As soon as mass audiences got a look at the trailer for Gravity and word started getting out about how amazing it looked, I decided I was going to try my best to avoid all teasers, trailers and promo clips if at all possible. I’m not usually impressed by special effects, I don’t generally dig serious sci fi and I normally don’t think a big cinema screen ads that much to any movie. But for some reason, with Gravity, I knew I shouldn’t have any of the impact ruined by seeing even a second of it on a computer (or worse, phone) screen. And just a minute or two into experiencing it on the big screen, I knew I’d made the right choice.
George Clooney’s name might be just as prominent in the marketing for Gravity
, but this is all Sandra Bullock’s movie. The two are in space, working on the Hubble telescope. Bullock plays Dr Ryan Stone, a rookie astronaut in her first week of living and working in space.
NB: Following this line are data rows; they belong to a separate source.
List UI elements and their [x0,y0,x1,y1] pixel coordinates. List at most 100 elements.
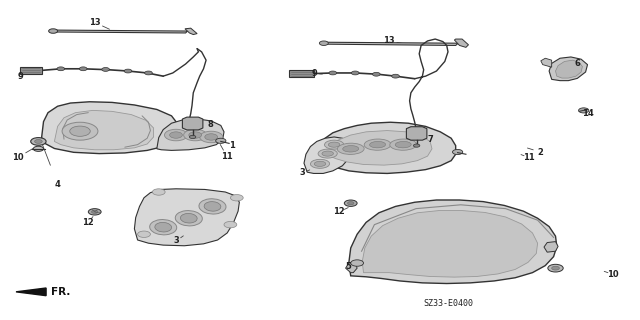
Polygon shape [42,102,178,154]
Polygon shape [346,263,357,273]
Text: 8: 8 [207,120,212,129]
Circle shape [392,74,399,78]
Ellipse shape [155,222,172,232]
Circle shape [79,67,87,71]
Circle shape [57,67,65,71]
Polygon shape [325,42,458,45]
Circle shape [189,132,202,138]
Polygon shape [349,200,557,284]
Ellipse shape [328,142,340,147]
Polygon shape [556,60,582,78]
Ellipse shape [318,149,337,158]
Text: 1: 1 [228,141,235,150]
Polygon shape [541,58,552,67]
Text: 3: 3 [174,236,179,245]
Text: 6: 6 [574,59,580,68]
Circle shape [138,231,150,237]
Text: 9: 9 [18,72,23,81]
Text: FR.: FR. [51,287,70,297]
Polygon shape [304,137,351,173]
Polygon shape [16,288,46,296]
Circle shape [344,200,357,206]
Circle shape [33,146,44,151]
Circle shape [152,189,165,195]
Circle shape [452,149,463,155]
Circle shape [552,266,559,270]
Text: 7: 7 [428,135,433,144]
Polygon shape [289,70,314,77]
Ellipse shape [390,139,417,150]
Circle shape [88,209,101,215]
Text: 10: 10 [607,270,619,279]
Text: 3: 3 [300,168,305,177]
Circle shape [348,202,354,205]
Circle shape [351,71,359,75]
Text: 11: 11 [523,153,534,162]
Text: 14: 14 [582,109,593,118]
Ellipse shape [204,202,221,211]
Circle shape [230,195,243,201]
Text: 12: 12 [83,218,94,227]
Polygon shape [319,122,456,173]
Ellipse shape [310,159,330,168]
Circle shape [548,264,563,272]
Text: 11: 11 [221,152,233,161]
Ellipse shape [364,139,391,150]
Circle shape [579,108,589,113]
Polygon shape [182,117,203,130]
Circle shape [164,129,188,141]
Text: 12: 12 [333,207,345,216]
Circle shape [184,129,207,141]
Text: 10: 10 [12,153,24,162]
Text: 13: 13 [383,36,395,45]
Circle shape [31,138,46,145]
Polygon shape [157,119,224,150]
Text: SZ33-E0400: SZ33-E0400 [423,299,473,308]
Ellipse shape [180,213,197,223]
Circle shape [319,41,328,45]
Polygon shape [406,127,427,140]
Circle shape [216,138,226,143]
Text: 9: 9 [312,69,317,78]
Circle shape [170,132,182,138]
Polygon shape [54,110,154,150]
Ellipse shape [337,143,364,155]
Circle shape [329,71,337,75]
Polygon shape [134,189,239,246]
Ellipse shape [324,140,344,149]
Circle shape [351,260,364,266]
Ellipse shape [314,161,326,166]
Text: 13: 13 [89,18,100,27]
Circle shape [49,29,58,33]
Circle shape [92,210,98,213]
Circle shape [62,122,98,140]
Text: 2: 2 [537,148,543,156]
Polygon shape [544,242,558,252]
Text: 5: 5 [345,262,351,271]
Circle shape [200,131,223,143]
Circle shape [124,69,132,73]
Circle shape [413,144,420,147]
Ellipse shape [199,199,226,214]
Polygon shape [54,30,188,33]
Polygon shape [20,67,42,74]
Circle shape [145,71,152,75]
Circle shape [102,68,109,71]
Circle shape [189,135,196,139]
Polygon shape [330,131,432,165]
Polygon shape [185,28,197,35]
Circle shape [70,126,90,136]
Ellipse shape [343,146,358,152]
Circle shape [224,221,237,228]
Polygon shape [549,57,588,81]
Polygon shape [362,211,538,277]
Ellipse shape [150,220,177,235]
Ellipse shape [175,211,202,226]
Ellipse shape [370,141,385,148]
Polygon shape [454,39,468,47]
Circle shape [205,134,218,140]
Ellipse shape [396,141,411,148]
Circle shape [372,72,380,76]
Circle shape [35,140,42,143]
Ellipse shape [322,151,333,156]
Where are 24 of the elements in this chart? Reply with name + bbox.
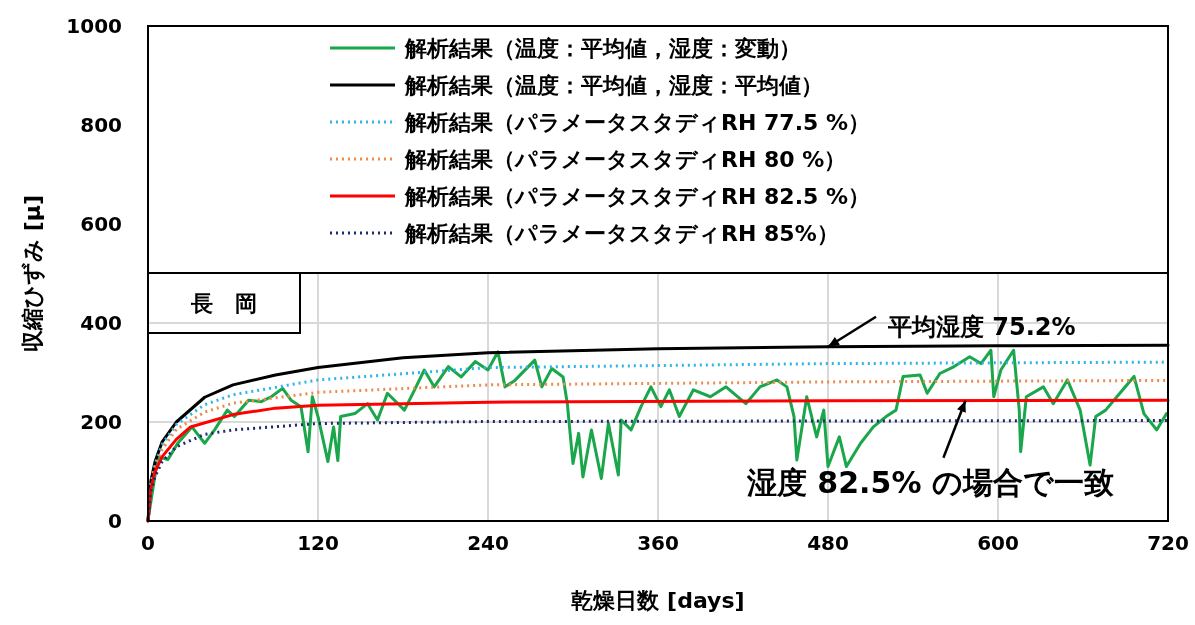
y-tick-label: 600 bbox=[80, 212, 122, 236]
annotation: 湿度 82.5% の場合で一致 bbox=[745, 464, 1114, 500]
x-tick-label: 0 bbox=[141, 531, 155, 555]
x-tick-label: 600 bbox=[977, 531, 1019, 555]
annotation: 長 岡 bbox=[190, 291, 257, 316]
x-tick-label: 360 bbox=[637, 531, 679, 555]
legend-label: 解析結果（温度：平均値，湿度：変動） bbox=[404, 36, 801, 61]
x-tick-label: 480 bbox=[807, 531, 849, 555]
legend-label: 解析結果（パラメータスタディRH 85%） bbox=[404, 221, 839, 246]
y-tick-label: 0 bbox=[108, 509, 122, 533]
legend-label: 解析結果（温度：平均値，湿度：平均値） bbox=[404, 73, 823, 98]
legend-label: 解析結果（パラメータスタディRH 80 %） bbox=[404, 147, 847, 172]
y-tick-label: 400 bbox=[80, 311, 122, 335]
legend-label: 解析結果（パラメータスタディRH 77.5 %） bbox=[404, 110, 870, 135]
annotation: 平均湿度 75.2% bbox=[887, 312, 1076, 341]
y-tick-label: 200 bbox=[80, 410, 122, 434]
x-tick-label: 120 bbox=[297, 531, 339, 555]
x-axis-title: 乾燥日数 [days] bbox=[571, 588, 745, 613]
x-tick-label: 720 bbox=[1147, 531, 1189, 555]
y-tick-label: 1000 bbox=[66, 14, 122, 38]
y-tick-label: 800 bbox=[80, 113, 122, 137]
legend-label: 解析結果（パラメータスタディRH 82.5 %） bbox=[404, 184, 870, 209]
y-axis-title: 収縮ひずみ [μ] bbox=[20, 195, 46, 352]
x-tick-label: 240 bbox=[467, 531, 509, 555]
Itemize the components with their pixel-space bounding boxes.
Clooney is Matt Kowalksi, a veteran of more than one tour of duty in orbit who’s getting ready to go home.
While on a space walk, debris from a Russian satellite (those pesky Ruskies, still the go to bad guys decades after the end of the Cold War) bombards their ship and all hell breaks lose. Clooney and Bullock are separated from the ship and Clooney has to save Bullock from floating away into oblivion. This first brush with death is nothing compared to what Bullock will go through in the next 90 or so minutes. And she somehow manages to find new ways to amplify the terror, desperation and exhaustion convincingly the entire time. Gravity is seriously relentless with what it puts Bullock’s character through. Literally, right up until the last 60 seconds, the universe throws everything’s it got at Dr Ryan Stone to break her physically and emotionally.
I’ve read a few articles about Bullock deserving an Oscar nomination for Gravity and they’re not wrong. She’s on screen for pretty much the entire movie, completely alone for the majority, and amazingly engaging every second of it. I can’t see the Academy ever giving an acting Oscar to anything sci fi related, but in a year when Bullock delivers this performance, and kills it in a broad comedy like The Heat, she’s much more deserving of an Oscar than for some by the numbers, middle of the road, beige yawn like like The Blind Side.
Director and co-writer Alfonso Cuaron deserves just as much of the credit though, for how compelling Gravity is. The tension, suspense and lump in your throat anticipation he manages to build over the course of this movie are amazing. After the initial incident that sees Bullock saved by Clooney, her first serious obstacle is a rapidly depleting oxygen supply. Even when she’s down to 1%, there’s still an hour left in the movie, so you know she won’t die. But that didn’t stop me holding my breath and anxiously squirming in my seat, wondering how she’d survive.
In a movie that is visually like nothing else I’ve ever seen before, one shot in particular stands out. And I don’t know if that’s because I found particularly beautiful, deeply poignant or just noxiously on the nose, but at one stage, in zero gravity, Bullock slowly flats into the fetal position. Is it a reference to 2001: A Space Odyssey? Is it saying something about the feeling of safety in the claustrophobic airlock she’s floating in? Or is it akin to the rat at the end of The Departed, that made Homer Simpson declare, “The rat symbolizes obviousness”? I really have no idea.
The only real downside to Gravity was that I had to see it in 3D. Admittedly, I’ve only seen a handful of movies in 3D, but none of them have made me see the point if it yet. The only thing 3D adds to a movie is a couple of bucks to the ticket price. But if it’s the only way you can see this movie, it’s more than worth the inflated price, the dark, muddy screen images and the one or two hacky moments when some object gently floats, or violently careens, toward the camera.